BTI appealed to the Supreme Court.
The Supreme Court’s Findings
On October 5, 2022, the Supreme Court (Lords Reed, Hodge, Briggs, Kitchen and Lady Arden) unanimously dismissed BTI’s appeal. The Judgment is available here. Its starting point is that a creditor duty does exist at common law and is preserved by s.172(3) of the Companies Act 2006.
With respect to the nature of the creditor duty, Lord Briggs, who gave the leading judgment, said that:
“prior to the time when liquidation becomes inevitable (…) the creditor duty is a duty to consider creditors’ interests, to give them appropriate weight, and to balance them against shareholders’ interests where they may conflict. Circumstances may require the directors to treat shareholders’ interests as subordinate to those of the creditors (…) This is likely to be a fact sensitive question. Much will depend upon the brightness or otherwise of the light at the end of the tunnel; i.e. upon what the directors reasonably regard as the degree of likelihood that a proposed course of action will lead the company away from threatened insolvency, or back out of actual insolvency. It may well depend upon a realistic appreciation of who, as between creditors and shareholders, then have the most skin in the game: i.e. who risks the greatest damage if the proposed course of action does not succeed”
Importantly, while this duty is often referred to as a “creditor duty,” the duty is not freestanding and remains owed to the company, not to the creditors individually or collectively.

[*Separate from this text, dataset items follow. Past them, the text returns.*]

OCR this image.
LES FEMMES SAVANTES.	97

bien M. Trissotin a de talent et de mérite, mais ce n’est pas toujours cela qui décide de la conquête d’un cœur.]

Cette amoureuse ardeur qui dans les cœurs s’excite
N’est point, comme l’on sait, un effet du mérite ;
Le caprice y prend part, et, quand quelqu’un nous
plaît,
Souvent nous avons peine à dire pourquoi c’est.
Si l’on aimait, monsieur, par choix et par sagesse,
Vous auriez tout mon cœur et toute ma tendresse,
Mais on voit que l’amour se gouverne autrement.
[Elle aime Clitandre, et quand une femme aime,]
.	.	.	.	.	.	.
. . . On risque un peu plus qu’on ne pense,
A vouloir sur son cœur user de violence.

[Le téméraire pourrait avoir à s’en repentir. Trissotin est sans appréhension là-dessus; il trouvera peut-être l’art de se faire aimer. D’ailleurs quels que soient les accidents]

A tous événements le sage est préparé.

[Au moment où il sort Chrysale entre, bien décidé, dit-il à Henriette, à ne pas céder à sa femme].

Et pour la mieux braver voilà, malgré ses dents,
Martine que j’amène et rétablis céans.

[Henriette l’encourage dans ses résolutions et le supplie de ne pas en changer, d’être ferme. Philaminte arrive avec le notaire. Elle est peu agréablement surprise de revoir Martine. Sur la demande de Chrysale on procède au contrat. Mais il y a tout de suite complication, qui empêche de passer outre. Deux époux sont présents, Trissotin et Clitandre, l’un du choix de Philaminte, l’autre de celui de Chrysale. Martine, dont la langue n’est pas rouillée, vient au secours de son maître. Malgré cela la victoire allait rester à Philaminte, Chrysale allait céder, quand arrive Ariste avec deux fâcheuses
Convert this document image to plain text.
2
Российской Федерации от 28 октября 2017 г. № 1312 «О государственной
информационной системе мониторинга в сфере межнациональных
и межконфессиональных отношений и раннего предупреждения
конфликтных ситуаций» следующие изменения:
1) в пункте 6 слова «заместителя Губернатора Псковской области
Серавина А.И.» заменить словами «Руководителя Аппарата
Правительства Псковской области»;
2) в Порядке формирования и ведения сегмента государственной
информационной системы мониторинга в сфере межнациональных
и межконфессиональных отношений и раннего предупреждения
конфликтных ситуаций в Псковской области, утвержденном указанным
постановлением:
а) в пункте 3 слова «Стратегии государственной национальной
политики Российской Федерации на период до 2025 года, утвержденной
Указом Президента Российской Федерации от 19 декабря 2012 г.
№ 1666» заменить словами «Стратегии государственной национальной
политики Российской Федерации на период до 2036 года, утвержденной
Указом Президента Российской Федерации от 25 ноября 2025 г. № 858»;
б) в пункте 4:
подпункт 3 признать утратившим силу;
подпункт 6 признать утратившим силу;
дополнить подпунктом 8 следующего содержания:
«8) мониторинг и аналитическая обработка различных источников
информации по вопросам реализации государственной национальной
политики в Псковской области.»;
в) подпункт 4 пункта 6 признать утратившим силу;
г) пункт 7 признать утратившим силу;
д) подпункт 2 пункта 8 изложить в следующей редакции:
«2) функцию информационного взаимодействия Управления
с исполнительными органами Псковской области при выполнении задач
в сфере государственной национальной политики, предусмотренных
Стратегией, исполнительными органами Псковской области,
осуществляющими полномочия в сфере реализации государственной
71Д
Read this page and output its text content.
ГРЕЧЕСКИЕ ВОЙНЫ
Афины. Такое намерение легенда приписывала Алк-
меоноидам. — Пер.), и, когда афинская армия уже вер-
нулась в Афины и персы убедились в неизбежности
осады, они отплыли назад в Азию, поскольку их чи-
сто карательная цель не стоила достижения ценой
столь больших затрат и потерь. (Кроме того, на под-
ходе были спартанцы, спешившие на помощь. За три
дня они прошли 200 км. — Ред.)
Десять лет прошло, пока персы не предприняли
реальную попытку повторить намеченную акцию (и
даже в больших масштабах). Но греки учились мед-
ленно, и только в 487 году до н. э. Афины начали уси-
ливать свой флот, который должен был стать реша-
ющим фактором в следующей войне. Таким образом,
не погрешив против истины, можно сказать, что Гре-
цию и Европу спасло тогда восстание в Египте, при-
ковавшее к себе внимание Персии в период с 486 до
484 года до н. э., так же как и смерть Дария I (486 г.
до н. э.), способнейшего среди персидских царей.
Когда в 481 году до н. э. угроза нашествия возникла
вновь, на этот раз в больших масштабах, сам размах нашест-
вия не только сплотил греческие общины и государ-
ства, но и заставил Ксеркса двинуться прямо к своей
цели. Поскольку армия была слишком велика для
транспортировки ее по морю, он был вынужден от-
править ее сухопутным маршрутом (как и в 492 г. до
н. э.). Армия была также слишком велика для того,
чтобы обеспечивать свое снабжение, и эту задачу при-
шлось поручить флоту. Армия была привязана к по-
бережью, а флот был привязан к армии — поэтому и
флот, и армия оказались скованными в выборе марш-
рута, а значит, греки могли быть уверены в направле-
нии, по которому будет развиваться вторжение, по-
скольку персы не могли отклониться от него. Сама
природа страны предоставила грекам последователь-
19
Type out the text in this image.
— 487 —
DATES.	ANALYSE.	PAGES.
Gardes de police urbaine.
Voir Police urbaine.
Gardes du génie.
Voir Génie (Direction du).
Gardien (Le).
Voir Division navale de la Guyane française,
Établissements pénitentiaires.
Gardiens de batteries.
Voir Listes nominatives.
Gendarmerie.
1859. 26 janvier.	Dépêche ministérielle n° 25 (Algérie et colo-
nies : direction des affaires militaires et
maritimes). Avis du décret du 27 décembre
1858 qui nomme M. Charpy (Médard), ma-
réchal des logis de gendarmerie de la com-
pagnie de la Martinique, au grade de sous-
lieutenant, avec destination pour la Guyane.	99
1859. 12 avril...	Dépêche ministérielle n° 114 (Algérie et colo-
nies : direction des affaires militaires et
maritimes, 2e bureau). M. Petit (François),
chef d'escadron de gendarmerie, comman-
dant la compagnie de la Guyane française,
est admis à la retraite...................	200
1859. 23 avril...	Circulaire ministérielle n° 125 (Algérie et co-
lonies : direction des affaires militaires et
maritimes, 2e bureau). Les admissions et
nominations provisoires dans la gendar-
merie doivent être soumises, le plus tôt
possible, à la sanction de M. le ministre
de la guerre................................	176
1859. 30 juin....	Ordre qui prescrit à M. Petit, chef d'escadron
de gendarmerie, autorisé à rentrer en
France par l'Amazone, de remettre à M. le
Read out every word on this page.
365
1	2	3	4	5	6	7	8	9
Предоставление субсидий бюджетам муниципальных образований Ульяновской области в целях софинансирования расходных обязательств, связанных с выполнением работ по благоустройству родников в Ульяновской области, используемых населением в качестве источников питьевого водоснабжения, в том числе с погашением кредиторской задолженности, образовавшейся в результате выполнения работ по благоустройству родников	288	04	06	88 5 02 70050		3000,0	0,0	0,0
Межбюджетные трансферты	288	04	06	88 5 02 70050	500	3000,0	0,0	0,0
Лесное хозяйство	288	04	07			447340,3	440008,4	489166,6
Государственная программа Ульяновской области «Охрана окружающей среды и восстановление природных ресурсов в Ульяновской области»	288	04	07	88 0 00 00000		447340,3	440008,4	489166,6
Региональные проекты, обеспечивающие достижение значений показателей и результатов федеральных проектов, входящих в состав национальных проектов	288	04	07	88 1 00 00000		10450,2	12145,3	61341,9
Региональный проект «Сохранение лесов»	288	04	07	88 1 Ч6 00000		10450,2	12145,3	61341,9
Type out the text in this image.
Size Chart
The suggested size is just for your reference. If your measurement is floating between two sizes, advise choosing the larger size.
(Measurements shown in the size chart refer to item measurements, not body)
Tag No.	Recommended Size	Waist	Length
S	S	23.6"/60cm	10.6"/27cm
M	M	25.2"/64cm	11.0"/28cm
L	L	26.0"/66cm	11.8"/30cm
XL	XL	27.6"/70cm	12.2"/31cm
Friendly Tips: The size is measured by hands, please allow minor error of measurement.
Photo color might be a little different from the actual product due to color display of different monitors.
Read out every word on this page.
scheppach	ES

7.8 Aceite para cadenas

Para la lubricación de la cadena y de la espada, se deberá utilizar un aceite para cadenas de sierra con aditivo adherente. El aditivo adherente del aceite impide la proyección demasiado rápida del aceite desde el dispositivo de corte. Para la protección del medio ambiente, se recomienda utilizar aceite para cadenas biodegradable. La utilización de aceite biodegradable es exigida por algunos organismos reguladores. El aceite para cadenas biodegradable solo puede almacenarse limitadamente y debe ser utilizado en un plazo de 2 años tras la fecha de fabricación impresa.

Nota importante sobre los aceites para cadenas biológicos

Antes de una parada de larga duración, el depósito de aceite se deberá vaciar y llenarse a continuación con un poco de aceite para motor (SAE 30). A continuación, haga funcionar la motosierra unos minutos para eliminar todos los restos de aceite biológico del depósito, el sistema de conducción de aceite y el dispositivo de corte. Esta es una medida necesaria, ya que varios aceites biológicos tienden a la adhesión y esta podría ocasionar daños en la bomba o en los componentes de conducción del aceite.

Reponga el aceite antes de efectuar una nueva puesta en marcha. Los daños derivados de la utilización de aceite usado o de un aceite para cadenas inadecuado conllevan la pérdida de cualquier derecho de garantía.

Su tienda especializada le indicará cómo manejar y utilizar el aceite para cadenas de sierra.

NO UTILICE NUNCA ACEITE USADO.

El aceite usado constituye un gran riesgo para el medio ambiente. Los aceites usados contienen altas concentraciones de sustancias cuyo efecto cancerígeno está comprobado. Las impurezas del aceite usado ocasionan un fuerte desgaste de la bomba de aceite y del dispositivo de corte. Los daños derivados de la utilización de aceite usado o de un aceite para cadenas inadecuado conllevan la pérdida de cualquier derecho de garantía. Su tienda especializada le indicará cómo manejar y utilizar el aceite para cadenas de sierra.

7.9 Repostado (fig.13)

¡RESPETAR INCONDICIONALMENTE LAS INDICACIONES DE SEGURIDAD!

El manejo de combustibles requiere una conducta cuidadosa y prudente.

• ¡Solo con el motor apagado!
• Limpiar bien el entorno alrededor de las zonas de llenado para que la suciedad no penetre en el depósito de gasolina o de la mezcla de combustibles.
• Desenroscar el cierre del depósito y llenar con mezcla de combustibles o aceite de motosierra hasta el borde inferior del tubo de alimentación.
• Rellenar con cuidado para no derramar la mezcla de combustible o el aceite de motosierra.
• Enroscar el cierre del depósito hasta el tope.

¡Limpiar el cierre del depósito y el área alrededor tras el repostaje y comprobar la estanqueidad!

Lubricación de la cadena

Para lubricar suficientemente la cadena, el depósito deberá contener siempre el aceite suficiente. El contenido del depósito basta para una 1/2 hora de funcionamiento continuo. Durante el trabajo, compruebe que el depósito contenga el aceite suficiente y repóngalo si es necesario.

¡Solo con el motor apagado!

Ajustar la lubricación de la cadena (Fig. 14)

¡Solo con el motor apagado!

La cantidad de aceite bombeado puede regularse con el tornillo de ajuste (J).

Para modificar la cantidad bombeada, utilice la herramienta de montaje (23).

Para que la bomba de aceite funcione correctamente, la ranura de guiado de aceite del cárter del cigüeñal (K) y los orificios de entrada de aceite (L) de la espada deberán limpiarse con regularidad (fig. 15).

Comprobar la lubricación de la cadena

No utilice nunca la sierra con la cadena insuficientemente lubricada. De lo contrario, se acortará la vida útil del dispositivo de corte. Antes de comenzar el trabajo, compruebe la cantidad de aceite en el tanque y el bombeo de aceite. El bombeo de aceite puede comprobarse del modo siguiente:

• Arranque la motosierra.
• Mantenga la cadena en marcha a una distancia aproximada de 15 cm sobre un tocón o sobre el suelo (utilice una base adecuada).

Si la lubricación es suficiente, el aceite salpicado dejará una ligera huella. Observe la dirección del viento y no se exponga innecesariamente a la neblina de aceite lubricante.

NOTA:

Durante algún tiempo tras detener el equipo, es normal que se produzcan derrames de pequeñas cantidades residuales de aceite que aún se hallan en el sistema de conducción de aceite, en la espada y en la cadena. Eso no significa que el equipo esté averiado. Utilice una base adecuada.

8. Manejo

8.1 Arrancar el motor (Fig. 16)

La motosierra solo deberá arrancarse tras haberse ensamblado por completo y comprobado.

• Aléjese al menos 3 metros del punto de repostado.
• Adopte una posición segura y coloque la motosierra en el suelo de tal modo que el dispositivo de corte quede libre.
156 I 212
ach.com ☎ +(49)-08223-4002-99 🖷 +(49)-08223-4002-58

Further, the Court held that where an insolvent liquidation or administration is inevitable, the creditors’ interests become paramount as its shareholders cease to retain any valuable interest in the company. As to the trigger point at which this duty is engaged, the majority aligned with the Court of Appeal in holding that the duty was not triggered upon there being a “real risk” of insolvency. Instead, the duty arises when directors know, or ought to know, their company is insolvent, when insolvency is imminent, or where an insolvent liquidation or administration is probable. A risk of insolvency in the future, albeit real, is insufficient unless it amounts to a probability. Notably, a minority (Lord Reed and Lady Arden) left open the question of whether it is essential that directors know or ought to know whether insolvency is imminent or probable.
Ultimately, although BTI prevailed in obtaining the Court’s recognition of a creditor duty in instances of insolvency, the Supreme Court confirmed that, on the facts of this case, the duty was not engaged because AWA was not at imminent or probable risk of insolvency, at the time the dividend was paid.
Way Forward
This judgment is an important development in English company and insolvency law. This is the first decision in which the Supreme Court has addressed that the interest of creditors should be included within the scope of directors’ duties in the context of insolvency. In this respect, the decision confirms that the duty only becomes engaged when insolvent liquidation or administration is imminent or probable.
Although company directors’ obligation to consider the application of creditor duty will ultimately depend on the facts of each case, this decision provides clarity on the legal framework applicable to directors when making critical financial decisions. It is therefore advisable that directors of distressed companies seek early legal advice to understand the scope of their duties to ensure compliance with the law and to avoid the risk of follow-on litigation, potentially for decades.